Las declaraciones surgieron tras el empate 2-2 frente a Nueva Zelanda en Los Ángeles, resultado con el que Irán inició su participación mundialista. Al término del encuentro, el estratega reveló que la delegación fue obligada a abandonar territorio estadounidense de manera inmediata para regresar a su concentración en Tijuana, Baja California, sin poder permanecer una noche más en California para descansar y recuperarse físicamente.
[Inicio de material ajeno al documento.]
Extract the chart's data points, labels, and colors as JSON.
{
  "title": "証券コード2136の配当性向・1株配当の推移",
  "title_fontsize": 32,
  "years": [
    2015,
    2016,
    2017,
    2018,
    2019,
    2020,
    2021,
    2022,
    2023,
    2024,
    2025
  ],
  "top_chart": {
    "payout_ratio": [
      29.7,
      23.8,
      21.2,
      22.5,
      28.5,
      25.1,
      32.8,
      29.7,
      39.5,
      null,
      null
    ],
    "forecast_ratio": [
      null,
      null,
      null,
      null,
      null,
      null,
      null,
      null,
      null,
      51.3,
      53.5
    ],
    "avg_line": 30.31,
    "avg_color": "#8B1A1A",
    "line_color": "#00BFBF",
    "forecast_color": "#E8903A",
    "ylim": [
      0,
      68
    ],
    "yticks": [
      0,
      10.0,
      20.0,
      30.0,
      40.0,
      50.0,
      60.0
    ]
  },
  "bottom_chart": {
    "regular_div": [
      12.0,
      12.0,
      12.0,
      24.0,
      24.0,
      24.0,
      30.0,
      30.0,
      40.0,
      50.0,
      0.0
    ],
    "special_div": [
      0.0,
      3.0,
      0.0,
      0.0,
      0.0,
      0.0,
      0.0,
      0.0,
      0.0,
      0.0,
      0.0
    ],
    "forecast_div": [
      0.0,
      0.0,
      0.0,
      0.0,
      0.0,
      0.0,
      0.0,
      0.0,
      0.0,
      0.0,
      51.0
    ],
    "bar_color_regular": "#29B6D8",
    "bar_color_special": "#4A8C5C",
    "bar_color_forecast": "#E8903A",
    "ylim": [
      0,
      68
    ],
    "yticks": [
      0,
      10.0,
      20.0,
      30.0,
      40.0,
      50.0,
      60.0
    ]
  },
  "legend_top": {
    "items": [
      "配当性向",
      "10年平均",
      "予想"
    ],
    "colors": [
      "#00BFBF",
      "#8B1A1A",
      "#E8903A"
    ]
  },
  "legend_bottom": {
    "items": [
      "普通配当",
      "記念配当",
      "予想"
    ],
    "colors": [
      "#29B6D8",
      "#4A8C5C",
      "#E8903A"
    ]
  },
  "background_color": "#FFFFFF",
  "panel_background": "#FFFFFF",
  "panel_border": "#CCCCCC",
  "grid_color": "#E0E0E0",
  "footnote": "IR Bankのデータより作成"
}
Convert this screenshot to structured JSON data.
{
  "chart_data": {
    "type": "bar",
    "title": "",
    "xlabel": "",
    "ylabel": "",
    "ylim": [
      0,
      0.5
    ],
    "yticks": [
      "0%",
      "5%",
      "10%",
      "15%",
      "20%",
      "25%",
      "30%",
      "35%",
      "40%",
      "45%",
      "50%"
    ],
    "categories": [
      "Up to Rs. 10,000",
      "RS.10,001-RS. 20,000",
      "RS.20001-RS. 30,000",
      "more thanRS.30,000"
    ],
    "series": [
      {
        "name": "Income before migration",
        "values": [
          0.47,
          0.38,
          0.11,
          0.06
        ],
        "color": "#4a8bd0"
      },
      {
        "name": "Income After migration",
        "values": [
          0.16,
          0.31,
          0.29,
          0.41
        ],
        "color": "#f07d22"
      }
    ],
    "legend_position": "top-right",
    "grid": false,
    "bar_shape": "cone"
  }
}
De acuerdo con Ghalenoei, originalmente existía la posibilidad de que el equipo pasara la noche en Los Ángeles y regresara al día siguiente a México; sin embargo, la decisión fue modificada sin que se les explicaran los motivos. El entrenador afirmó que otras personas están tomando decisiones sobre el itinerario de la selección y calificó la situación como “muy extraña”.
Las quejas del combinado iraní no se limitan al traslado posterior al partido. El cuerpo técnico sostiene que desde antes del inicio del torneo ha enfrentado dificultades derivadas de restricciones migratorias y problemas relacionados con la obtención de visas para integrantes de la delegación. Según reportes internacionales, varios miembros del personal de apoyo, analistas, responsables de prensa e incluso directivos no pudieron ingresar a Estados Unidos, lo que ha obligado al equipo a operar con recursos limitados durante la competencia.
El capitán y delantero Mehdi Taremi respaldó las declaraciones de su entrenador y aseguró que la logística impuesta ha afectado la preparación del equipo. El atacante señaló que los desplazamientos constantes entre Tijuana y las ciudades estadounidenses donde se disputan los encuentros representan una desventaja frente a otras selecciones que sí cuentan con bases de concentración dentro de Estados Unidos.
La selección iraní estableció su centro de operaciones en Tijuana después de que se frustrara un plan inicial para concentrarse en Arizona. Diversos medios internacionales atribuyen el cambio a complicaciones relacionadas con permisos migratorios y al contexto diplomático existente entre Irán y Estados Unidos.
La participación de Irán en el Mundial se desarrolla semanas después de tensiones internacionales que involucraron a Estados Unidos, Israel e Irán, además de manifestaciones realizadas por integrantes de la diáspora iraní en ciudades estadounidenses durante el torneo.
Ni la FIFA ni las autoridades estadounidenses han ofrecido una explicación oficial sobre las razones por las cuales la selección iraní no pudo permanecer una noche adicional en Los Ángeles después de su partido. Tampoco se ha precisado si la medida respondió a motivos de seguridad, logística o cuestiones migratorias.